By Cheryl Sullivan, President, DemandTec
The convenience store industry, already experiencing a slight downturn in 2019, headed into early 2020 under considerable pressure. Increasingly fierce competition continued to encroach from both online and physical retailers. Younger Americans were growing less likely to get driver’s licenses leading to a truck driver shortage, reduced traffic and therefore, shopping trips.
Then came the COVID crisis, and the impact on C-stores was immediate and severe. Beginning in mid-March, in-store trips fell by double digits in just 4 weeks. Revenues from fuel sales continued to falter. Pre-COVID, fuel prices were already at or near historic lows, and as economic activity went into free-fall, fuel demand collapsed, reducing both overall revenues and store visits. The just as traffic was slowly beginning to recover in late June, a second wave of pandemic outbreaks reduced trips by another 4%.
Meanwhile, shopper behaviors and sentiments sharply evolved as well. In the COVID era, even historically resistant customers flocked to online channels, and already heightened shopper sensitivity sharpened. A recent shopper study found that 34% of shoppers rank price as the most important factor contributing to their overall shopping experience, regardless of store format. At the same time, 41% report having a lower income than pre-COVID. Even after the pandemic, 27% of shoppers expect their incomes to remain lower than in pre-COVID days.
In a challenging environment, retailers can keep doubling down on the same old way of doing business, and risk becoming more irrelevant than ever, or they can take bold steps to realign their business for agility and shopper relevance, leaving their competition behind. Today is the perfect time for convenience stores to implement AI-based price optimization technology that gives them accurate, timely insight into shopper demand signals and price sensitivities. Leveraging these science-based solutions enables C-stores to know exactly where they need to price aggressively, down to the item-store level, and – equally important – where they can safely recover margins to meet their target business goals.
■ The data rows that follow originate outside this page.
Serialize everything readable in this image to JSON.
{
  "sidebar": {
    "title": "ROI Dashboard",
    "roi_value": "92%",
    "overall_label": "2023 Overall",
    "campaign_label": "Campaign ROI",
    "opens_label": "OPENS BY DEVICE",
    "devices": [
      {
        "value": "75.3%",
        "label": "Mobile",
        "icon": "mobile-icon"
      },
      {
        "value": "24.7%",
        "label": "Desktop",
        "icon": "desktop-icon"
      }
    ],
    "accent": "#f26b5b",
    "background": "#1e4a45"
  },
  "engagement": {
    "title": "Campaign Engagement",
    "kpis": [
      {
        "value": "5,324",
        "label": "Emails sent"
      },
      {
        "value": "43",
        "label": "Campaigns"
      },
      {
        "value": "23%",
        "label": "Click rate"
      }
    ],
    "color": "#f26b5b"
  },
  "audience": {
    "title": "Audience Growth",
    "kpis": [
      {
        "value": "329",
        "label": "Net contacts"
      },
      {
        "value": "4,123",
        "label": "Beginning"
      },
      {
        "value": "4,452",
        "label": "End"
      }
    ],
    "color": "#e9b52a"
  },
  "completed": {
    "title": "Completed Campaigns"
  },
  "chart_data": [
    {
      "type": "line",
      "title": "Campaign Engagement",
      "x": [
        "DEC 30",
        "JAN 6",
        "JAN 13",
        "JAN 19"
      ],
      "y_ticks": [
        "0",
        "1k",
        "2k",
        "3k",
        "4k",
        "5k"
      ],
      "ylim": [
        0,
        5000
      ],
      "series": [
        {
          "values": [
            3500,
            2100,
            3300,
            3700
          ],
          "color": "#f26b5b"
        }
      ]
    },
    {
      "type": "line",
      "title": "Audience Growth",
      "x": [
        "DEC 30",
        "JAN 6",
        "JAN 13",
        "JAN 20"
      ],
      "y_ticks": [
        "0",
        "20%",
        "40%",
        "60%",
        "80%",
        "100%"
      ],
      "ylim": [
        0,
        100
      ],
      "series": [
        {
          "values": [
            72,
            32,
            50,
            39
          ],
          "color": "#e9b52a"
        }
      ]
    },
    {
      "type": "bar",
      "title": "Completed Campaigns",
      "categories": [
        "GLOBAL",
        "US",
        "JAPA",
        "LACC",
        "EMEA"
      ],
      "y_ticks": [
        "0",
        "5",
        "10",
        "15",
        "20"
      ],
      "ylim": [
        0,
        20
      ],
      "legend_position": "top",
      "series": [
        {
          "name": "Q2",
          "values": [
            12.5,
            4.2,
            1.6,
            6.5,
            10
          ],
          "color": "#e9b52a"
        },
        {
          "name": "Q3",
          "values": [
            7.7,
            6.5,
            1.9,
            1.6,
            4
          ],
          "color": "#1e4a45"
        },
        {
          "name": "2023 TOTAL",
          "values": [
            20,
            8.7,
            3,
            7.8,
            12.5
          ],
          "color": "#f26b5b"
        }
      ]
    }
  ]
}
These science-based capabilities also yield critical information about item affinity and drag. As C-stores struggle with reduced car trips nationwide, they have the opportunity to capitalize on the fact that many shoppers are opting for quick in-and-out stops locally rather than lengthier grocery store visits. Because convenience stores are within easy access, often even on foot, for the majority of Americans, understanding halo effects enables merchants to entice drop-in shoppers to buy more items and enhance critical market basket averages.
In the face of a high challenging and rapidly changing environment, it’s more important than ever for C-stores to get their prices right and know exactly what their shoppers want, including their price sensitivities at the item level. At a time when many C-stores and their competitors are consumed with tactical, day-to-day pricing approaches, innovators have the strategic opportunity to opt for streamlined, automated approaches to pricing that deliver vastly superior results to slow, flawed human-centric processes. The science based approach gives convenience stores the ability to offer their shoppers a true win/win: prices that engage shoppers on the items they care most about, while recovering margins elsewhere to structure a long-term, healthy business operation.